After the show we visited the second room and the outside area. These areas contained a variety of skinks as well as more of the lizards we’d already seen, plus a saltwater crocodile and a Perentie Goanna, the largest lizard in Australia. We also saw a number of Thorny Devil Lizards which Elizabeth was really keen to see. These lizards are so tiny and apparently really timid but they have large spikes on their backs which make them look a lot scarier. They are really cool to see up close. I think seeing all the lizards made Elizabeth and I decide they might be a fun pet when we finally have a house!

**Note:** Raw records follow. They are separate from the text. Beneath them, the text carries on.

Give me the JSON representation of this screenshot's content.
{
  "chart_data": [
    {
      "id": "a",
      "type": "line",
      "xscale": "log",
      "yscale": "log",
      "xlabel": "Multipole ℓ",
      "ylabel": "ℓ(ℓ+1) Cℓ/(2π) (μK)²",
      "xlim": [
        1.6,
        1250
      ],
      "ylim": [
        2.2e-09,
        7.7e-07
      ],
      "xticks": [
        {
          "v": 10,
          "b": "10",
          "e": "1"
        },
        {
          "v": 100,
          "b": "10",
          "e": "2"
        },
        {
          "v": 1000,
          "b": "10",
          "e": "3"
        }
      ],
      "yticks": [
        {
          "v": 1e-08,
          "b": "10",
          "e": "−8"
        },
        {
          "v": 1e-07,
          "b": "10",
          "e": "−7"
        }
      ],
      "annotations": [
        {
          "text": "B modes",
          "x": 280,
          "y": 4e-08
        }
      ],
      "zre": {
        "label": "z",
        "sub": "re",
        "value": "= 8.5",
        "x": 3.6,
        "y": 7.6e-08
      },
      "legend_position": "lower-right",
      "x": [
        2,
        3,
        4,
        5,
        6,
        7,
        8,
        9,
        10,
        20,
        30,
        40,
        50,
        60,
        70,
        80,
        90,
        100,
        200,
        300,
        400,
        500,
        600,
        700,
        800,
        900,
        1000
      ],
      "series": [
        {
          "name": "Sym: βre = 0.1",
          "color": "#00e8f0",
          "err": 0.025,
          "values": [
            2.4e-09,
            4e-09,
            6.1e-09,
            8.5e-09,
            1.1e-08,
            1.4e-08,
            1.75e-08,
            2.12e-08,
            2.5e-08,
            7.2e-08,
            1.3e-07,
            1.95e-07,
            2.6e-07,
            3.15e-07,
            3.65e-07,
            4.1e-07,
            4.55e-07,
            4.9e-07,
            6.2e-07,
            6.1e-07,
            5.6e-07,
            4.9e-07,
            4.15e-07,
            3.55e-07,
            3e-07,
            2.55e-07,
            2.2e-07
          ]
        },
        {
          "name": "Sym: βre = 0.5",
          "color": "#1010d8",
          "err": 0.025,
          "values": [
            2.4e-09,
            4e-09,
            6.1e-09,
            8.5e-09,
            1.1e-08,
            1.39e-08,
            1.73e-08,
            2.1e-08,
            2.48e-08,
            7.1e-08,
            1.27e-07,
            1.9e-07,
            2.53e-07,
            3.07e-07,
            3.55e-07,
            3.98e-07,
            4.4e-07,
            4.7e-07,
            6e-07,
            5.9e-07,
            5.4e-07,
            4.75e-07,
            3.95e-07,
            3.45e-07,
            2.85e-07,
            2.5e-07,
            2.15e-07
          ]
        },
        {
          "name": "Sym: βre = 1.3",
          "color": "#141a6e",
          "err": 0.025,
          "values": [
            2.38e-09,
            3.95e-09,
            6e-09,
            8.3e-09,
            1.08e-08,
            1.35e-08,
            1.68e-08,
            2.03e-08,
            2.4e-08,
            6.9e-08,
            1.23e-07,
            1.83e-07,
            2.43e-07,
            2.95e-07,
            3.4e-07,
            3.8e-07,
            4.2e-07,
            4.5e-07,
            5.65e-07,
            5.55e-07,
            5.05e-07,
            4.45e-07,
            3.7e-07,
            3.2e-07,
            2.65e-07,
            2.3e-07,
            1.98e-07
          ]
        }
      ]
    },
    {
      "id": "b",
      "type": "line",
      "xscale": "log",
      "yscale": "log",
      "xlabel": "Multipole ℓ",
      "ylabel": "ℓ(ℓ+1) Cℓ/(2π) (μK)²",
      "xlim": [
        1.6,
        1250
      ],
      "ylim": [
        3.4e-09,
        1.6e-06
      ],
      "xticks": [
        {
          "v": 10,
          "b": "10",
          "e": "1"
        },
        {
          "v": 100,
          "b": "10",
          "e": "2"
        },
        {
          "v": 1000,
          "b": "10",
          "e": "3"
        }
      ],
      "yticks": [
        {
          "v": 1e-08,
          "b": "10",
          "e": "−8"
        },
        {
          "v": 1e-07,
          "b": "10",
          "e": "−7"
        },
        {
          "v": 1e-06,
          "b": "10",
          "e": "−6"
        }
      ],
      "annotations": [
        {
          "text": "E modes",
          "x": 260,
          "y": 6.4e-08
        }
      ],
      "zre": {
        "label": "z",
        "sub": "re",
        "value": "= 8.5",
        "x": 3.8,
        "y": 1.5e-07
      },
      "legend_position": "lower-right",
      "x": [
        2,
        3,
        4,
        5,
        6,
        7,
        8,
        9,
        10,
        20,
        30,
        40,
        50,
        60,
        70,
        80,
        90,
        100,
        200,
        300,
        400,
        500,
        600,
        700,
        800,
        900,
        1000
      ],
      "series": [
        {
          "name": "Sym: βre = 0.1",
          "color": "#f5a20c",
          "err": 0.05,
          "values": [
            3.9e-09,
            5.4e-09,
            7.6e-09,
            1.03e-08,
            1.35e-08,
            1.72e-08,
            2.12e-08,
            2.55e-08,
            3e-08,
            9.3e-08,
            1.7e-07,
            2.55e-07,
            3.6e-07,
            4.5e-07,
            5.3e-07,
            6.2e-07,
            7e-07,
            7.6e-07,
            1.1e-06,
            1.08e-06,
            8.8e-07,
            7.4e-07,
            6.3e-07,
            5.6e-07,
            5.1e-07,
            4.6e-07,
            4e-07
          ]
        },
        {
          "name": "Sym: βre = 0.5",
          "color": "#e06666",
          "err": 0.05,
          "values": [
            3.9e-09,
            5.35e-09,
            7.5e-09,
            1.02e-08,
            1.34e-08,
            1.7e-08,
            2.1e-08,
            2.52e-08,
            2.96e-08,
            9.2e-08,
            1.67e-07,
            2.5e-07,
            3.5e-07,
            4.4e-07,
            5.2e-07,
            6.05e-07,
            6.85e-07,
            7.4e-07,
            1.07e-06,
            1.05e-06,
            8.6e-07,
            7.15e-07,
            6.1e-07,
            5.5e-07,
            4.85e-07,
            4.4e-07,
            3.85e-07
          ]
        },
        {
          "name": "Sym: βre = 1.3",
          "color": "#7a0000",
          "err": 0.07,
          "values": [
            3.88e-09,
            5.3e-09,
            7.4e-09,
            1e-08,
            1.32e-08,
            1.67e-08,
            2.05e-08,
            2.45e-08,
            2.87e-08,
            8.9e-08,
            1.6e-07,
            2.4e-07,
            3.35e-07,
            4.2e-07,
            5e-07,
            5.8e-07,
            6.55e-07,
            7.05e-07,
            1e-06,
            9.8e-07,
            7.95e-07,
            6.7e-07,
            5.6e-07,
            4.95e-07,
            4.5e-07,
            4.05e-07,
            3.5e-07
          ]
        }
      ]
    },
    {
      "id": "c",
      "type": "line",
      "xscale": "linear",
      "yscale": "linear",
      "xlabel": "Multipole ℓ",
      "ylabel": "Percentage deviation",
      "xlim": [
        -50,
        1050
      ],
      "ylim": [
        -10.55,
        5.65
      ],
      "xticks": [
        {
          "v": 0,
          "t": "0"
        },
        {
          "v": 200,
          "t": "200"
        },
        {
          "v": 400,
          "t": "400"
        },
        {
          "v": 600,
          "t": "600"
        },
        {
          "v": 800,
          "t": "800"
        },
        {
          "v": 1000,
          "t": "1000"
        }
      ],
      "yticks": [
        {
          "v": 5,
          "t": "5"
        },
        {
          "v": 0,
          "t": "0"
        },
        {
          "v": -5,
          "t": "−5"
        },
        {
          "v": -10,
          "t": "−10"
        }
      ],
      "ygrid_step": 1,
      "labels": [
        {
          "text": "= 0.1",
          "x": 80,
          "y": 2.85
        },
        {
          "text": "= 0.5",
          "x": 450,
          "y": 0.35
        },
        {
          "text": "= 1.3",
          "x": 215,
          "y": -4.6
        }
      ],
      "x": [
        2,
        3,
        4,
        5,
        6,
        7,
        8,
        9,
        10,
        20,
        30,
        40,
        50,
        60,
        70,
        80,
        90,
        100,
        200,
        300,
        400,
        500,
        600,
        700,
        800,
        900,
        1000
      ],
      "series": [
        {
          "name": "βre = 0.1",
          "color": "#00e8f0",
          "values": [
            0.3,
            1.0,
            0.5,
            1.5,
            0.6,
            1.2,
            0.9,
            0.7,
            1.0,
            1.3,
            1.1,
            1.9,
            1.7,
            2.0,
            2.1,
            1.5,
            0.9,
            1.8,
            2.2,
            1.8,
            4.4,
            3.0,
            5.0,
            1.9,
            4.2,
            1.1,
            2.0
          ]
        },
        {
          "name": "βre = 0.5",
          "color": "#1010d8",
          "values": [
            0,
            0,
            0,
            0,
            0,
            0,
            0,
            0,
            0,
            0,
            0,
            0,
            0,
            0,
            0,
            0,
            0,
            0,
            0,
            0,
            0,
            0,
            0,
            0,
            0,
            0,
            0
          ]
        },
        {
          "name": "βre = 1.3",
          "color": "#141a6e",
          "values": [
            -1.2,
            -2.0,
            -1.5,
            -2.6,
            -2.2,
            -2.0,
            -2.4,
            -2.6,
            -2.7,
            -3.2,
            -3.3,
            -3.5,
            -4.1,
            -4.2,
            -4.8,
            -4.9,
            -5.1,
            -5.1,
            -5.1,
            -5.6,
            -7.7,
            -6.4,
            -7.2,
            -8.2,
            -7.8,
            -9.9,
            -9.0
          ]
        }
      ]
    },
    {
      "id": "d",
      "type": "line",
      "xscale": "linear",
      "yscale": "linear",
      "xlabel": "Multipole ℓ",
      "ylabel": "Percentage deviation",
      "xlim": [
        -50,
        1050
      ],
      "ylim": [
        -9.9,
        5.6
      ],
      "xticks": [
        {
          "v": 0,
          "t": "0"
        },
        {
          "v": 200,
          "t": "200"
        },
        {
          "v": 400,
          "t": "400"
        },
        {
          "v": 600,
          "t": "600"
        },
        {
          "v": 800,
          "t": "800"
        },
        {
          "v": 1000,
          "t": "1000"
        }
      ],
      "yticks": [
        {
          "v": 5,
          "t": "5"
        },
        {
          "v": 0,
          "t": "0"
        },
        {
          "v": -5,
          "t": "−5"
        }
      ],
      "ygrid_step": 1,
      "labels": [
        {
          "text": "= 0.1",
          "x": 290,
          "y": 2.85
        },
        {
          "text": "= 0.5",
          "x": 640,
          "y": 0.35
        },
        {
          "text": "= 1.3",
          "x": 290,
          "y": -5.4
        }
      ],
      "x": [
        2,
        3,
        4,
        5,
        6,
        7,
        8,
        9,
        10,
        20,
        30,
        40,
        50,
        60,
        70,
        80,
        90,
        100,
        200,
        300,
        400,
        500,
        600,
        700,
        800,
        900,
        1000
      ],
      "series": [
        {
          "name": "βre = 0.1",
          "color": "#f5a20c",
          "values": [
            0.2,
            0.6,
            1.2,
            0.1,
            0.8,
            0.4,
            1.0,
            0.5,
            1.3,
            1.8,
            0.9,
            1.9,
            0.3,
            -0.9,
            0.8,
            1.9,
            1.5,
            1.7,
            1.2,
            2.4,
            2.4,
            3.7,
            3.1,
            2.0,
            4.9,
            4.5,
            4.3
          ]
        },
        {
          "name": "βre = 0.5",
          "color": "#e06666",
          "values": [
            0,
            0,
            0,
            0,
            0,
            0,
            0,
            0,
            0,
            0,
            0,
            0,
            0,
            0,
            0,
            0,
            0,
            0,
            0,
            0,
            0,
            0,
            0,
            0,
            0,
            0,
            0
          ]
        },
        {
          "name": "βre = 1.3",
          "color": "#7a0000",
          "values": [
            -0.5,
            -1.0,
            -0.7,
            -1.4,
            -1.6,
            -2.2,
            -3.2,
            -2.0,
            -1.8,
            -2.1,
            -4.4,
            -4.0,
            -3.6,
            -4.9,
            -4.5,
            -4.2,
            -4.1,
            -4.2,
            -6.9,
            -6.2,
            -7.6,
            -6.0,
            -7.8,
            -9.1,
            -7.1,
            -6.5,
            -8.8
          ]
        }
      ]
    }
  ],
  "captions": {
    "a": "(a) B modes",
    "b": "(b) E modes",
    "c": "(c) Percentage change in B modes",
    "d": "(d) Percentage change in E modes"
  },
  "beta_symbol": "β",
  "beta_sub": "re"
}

We attempted to visit the Royal Flying Doctor Base afterwards but after waiting around 10 minutes, no-one had appeared at reception so we just headed back to the hotel for lunch – French bread pizzas made using leftover cheese, ham and tomato paste!

In the afternoon, void of anything else to do, we headed out to the Todd Mall and had a walk around the shops where we inevitable ended up spending money by way of a book, a map, a magnet, some aboriginal artworks plus a couple of other small things before running away to avoid spending any more, stopping only at Liquorland to buy a $6 bottle of wine to accompany dinner!

The evening was spent relaxing in the common area at the hotel watching the tennis, eating lovely pasta and garlic bread and drinking a distinctly average wine, as well as the dull packing.

Melbourne tomorrow! Alice Springs and Uluru have been a nice little stop but the places have been sleepy, REALLY sleepy and I couldn’t imagine spending any longer here than we have. Even with the flight screw up, we had plenty of time to do all we wanted to and have time to spare. I hadn’t done this region when I came before and am glad I have now but can’t imagine any reason to come back in the future. Anyway – onwards!